Após receber dignamente o grande Narada e prestar-lhe as devidas reverências, Valmiki propôs-lhe a seguinte pergunta.
          "Meu querido e reverenciado Narada, ó maior entre os sábios, diga-me por favor, - Quem é aquele que (possivelmente) pode ser pleno de todas as virtudes nesse mundo ? Que é possuidor de toda perícia e conhece o que é correto? Que é consciente acerca dos deveres e responsabilidades a serem executados, veraz em seu falar e firme em suas resoluções? Quem é essa pessoa que seja correto em sua conduta, que tenha todo o conhecimento, que seja amigo e amável para com todos os seres vivos, e que, ao mesmo tempo seja poderoso e de aparência extremamente louvável? Que seja cheio de esplendor, e adorado até pelos deuses? Por favor, Eminente Sábio Narada, humildemente eu peço, fale-me dessa pessoa, se é que ela possa existir . . ."
          O Grande Sábio Narada Muni, que possui conhecimento sobre Toda a Verdade, e que está além do nascimento e da morte, ao ouvir os apelos de Valmiki Rishi, em grande deleite espiritual falou as seguintes palavras: "Ouça, Ó Melhor entre os Ascetas, considerando seu apelo, eu descreverei com alegria sobre as glórias desse herói. Alegre-se em ouvir de mim, sobre tal Pessoa, dotado de todas essas múltiplas e raras qualidades que você acabou de descrever . . . Existe (sim) um descendente da Dinastia do grande Iksvaku, conhecido por todos pelo nome de Rama. Ele controla sua mente por completo, é poderoso, radiante e determinado, possui o conhecimento sobre todas as Ciências, é conhecedor dos Vedas e do propósito dos Vedas, é justo, nobre, benevolente e o melhor amigo de todos os seres viventes. Ele mantém todos os universos, é belo, forte e poderoso, é uma réplica de Sri Vishnu; ainda assim, Ele é muito simples e seu sorriso encanta a todos, pois Ele é inigualável e inesquecível, para todos que O conhecem . . ."
          E assim, o Grande Sábio Narada Muni, contou ao Sábio Valmiki Rishi sobre a vida e extraordinários feitos de Sri Rama. Depois disso, Narada Muni terminou sua narrativa, recebeu as devidas reverências de Valmiki, abençoou-o e desapareceu tão de repente como se fosse o flash de um relâmpago, numa tempestade sobre o mar.
            Passados alguns dias, o sábio se caminhava com seus discípulos ao Rio Tamasa, para fazerem suas abluções, orações, meditarem e tomarem seus banhos matinal; descendo pelas margens do rio, foram até uma cachoeira, onde as águas eram límpidas como a mente de um rishi. Lá, Valmiki contemplava a beleza da natureza local quando avistou um casal de pássaros animados no galho de uma frondosa árvore, prestes a copular, em pleno fogo da paixão.  Neste momento, um membro de uma tribo primitiva, lançou sua flecha atingindo em cheio o macho, que caiu ruidosa e mortalmente ferido ao chão.
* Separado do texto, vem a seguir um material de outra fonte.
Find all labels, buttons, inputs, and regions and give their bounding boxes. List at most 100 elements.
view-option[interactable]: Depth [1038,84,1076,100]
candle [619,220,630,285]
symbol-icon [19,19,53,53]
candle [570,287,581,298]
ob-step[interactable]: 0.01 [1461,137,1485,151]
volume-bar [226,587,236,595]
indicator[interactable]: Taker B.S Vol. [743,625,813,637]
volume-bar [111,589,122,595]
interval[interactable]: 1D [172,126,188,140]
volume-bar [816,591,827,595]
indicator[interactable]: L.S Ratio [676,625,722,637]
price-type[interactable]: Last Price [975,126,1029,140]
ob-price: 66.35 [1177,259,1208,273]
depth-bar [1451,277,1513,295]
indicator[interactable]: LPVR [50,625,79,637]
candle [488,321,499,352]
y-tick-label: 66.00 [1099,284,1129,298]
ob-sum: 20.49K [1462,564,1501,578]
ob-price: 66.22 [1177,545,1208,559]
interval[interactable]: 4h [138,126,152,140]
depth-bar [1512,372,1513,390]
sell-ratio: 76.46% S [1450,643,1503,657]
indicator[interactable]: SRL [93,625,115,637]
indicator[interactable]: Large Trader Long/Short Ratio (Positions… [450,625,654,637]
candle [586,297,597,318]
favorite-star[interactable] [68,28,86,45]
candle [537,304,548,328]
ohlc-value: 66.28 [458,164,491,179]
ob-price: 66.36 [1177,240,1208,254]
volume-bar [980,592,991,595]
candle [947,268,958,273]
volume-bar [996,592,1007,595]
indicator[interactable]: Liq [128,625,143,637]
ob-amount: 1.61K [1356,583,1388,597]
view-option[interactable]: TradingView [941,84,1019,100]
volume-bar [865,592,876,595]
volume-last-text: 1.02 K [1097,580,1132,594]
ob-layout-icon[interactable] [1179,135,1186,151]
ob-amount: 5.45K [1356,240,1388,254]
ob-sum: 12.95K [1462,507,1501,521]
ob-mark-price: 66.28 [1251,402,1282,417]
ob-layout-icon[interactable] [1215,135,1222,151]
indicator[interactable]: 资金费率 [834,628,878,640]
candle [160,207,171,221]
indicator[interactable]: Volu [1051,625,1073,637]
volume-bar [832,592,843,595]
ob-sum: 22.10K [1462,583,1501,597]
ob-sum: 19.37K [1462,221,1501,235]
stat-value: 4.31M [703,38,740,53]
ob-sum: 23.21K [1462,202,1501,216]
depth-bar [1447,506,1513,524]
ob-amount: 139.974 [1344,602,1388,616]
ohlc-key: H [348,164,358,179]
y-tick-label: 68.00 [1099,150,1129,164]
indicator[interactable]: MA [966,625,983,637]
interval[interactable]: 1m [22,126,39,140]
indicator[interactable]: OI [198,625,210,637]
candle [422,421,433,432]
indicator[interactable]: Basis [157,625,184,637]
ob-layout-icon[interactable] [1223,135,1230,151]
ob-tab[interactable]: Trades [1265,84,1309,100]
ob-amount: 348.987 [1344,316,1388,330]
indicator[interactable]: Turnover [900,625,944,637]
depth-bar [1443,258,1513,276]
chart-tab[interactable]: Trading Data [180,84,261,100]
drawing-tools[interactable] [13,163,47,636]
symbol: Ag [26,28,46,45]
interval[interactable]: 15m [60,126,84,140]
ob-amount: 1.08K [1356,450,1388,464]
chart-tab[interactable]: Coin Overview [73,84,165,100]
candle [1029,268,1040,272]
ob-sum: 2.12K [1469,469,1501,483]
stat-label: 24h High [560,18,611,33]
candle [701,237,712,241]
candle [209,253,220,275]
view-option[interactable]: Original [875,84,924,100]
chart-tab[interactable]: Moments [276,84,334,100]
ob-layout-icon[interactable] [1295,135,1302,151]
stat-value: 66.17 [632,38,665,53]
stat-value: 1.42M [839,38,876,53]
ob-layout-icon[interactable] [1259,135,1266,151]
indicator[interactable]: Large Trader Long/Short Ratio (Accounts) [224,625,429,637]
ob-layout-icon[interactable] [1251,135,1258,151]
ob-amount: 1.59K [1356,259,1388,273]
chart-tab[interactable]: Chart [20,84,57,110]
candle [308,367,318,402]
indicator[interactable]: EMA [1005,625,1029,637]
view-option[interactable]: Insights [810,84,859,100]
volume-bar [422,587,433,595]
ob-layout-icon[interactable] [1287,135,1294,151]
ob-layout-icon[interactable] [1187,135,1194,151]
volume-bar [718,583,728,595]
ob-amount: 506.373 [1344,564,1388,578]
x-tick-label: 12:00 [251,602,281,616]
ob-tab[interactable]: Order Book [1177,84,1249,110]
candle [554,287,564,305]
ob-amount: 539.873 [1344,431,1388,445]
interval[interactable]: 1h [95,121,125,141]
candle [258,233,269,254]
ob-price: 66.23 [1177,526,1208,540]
A fêmea deu um grito de lamento e tristeza ao ver seu parceiro caído, peito dilacerado, dando seu último suspiro. Valmiki estava chocado com a crueldade do caçador, pois as aves estavam felizes, na expectativa de iniciarem uma família. Por isso o Rishi pronunciou as seguintes palavras: "Que você, ó mais baixo dos homens, não tenha paz em sua mente até o final dos tempos. Sua crueldade é tão grande, pois você foi capaz de matar uma das aves, no exato momento em que estavam tomadas pela felicidade e paixão". Imediatamente Valmiki, que era um sábio auto-controlado, maravilhou-se de que ele próprio tivesse proferido tais palavras. Então, com o propósito de minimizar uma possível maldição, ele confidenciou aos seus discípulos: "O que eu acabei de falar, é apenas o exemplo de uma estrofe poética, construída segundo a métrica de oito linhas e que pode ser recitada de forma melodiosa, não devendo, portanto, ser entendido como nada além disso". 
              Pouco depois, o Senhor Brahma, o engenheiro criador do Universo, visitou o eremitério do Rishi Valmiki que o recebeu com grande reverência e emoção. Após observar as regras de etiqueta prescritas nas Escrituras para a recepção de grandes personalidades espirituais, Valmiki, abençoado pelo Senhor Brahma, narrou o episódio sobre as aves e de seu receio em ter amaldiçoado um caçador ignorante. O Senhor Brahma sorrindo falou-lhe as seguintes palavras: "Oh jóia entre os eremitas, não mais pense sobre isso. Asseguro-lhe que nada acontecerá àquele caçador. Que a estrofe que você proferiu, seja utilizada como modelo para que você descreva as glórias do divino Senhor Rama, exatamente como você ouviu do Grande Narada Muni. Eu lhe dou o poder para que toda a gloriosa vida do Senhor Rama seja revelada em sua mente, e que tudo que você escreva seja a mais pura expressão da verdade. E que isso seja para o benefício de toda a humanidade e perpetue a sua glória, ó melhor dos videntes."
              Assim o grande Rishi Valmiki, tomou como o dever de sua vida escrever em forma poética o Ramayana, o grande épico composto em 24.000 slokas (versos), distribuídos em 7 skandas (livros), escrito em Sânskrito, utilizando uma linguagem refinada, de um lirismo dos mais sublimes e que narra a gloriosa e divina presença do Senhor Ramachandra, descrito como a própria encarnação de Sri Vishnu. Valmiki Maharishi (maha = grande, rishi = sábio) estava constantemente ocupado em compor os 24.000 versos que descrevem as glórias do Senhor Ramachandra.

         

MEDICINA AYURVÉDICA - DOSHAS





         

          O dosha Vata, espaço e ar, é frio, leve, seco, móvel e rápido, atua principalmente nas funções excretória e nervosa. No tubo digestivo localiza-se no intestino grosso. Vata desequilibrado ou patológico gera um quadro clínico relacionado ao aumento de espaço e ar (movimento) no nosso corpo físico: secura, frio, perda de peso, inquietação, gases, prisão de ventre, ansiedade, medos, depressão e insônia. Algumas doenças relacionadas ao dosha Vata: fibromialgia, artrose, dores em geral, problemas de coluna, cefaléia, constipação, flatulência, colite, síndrome do intestino irritado, síndrome bipolar, doença de Parkinson, demência senil.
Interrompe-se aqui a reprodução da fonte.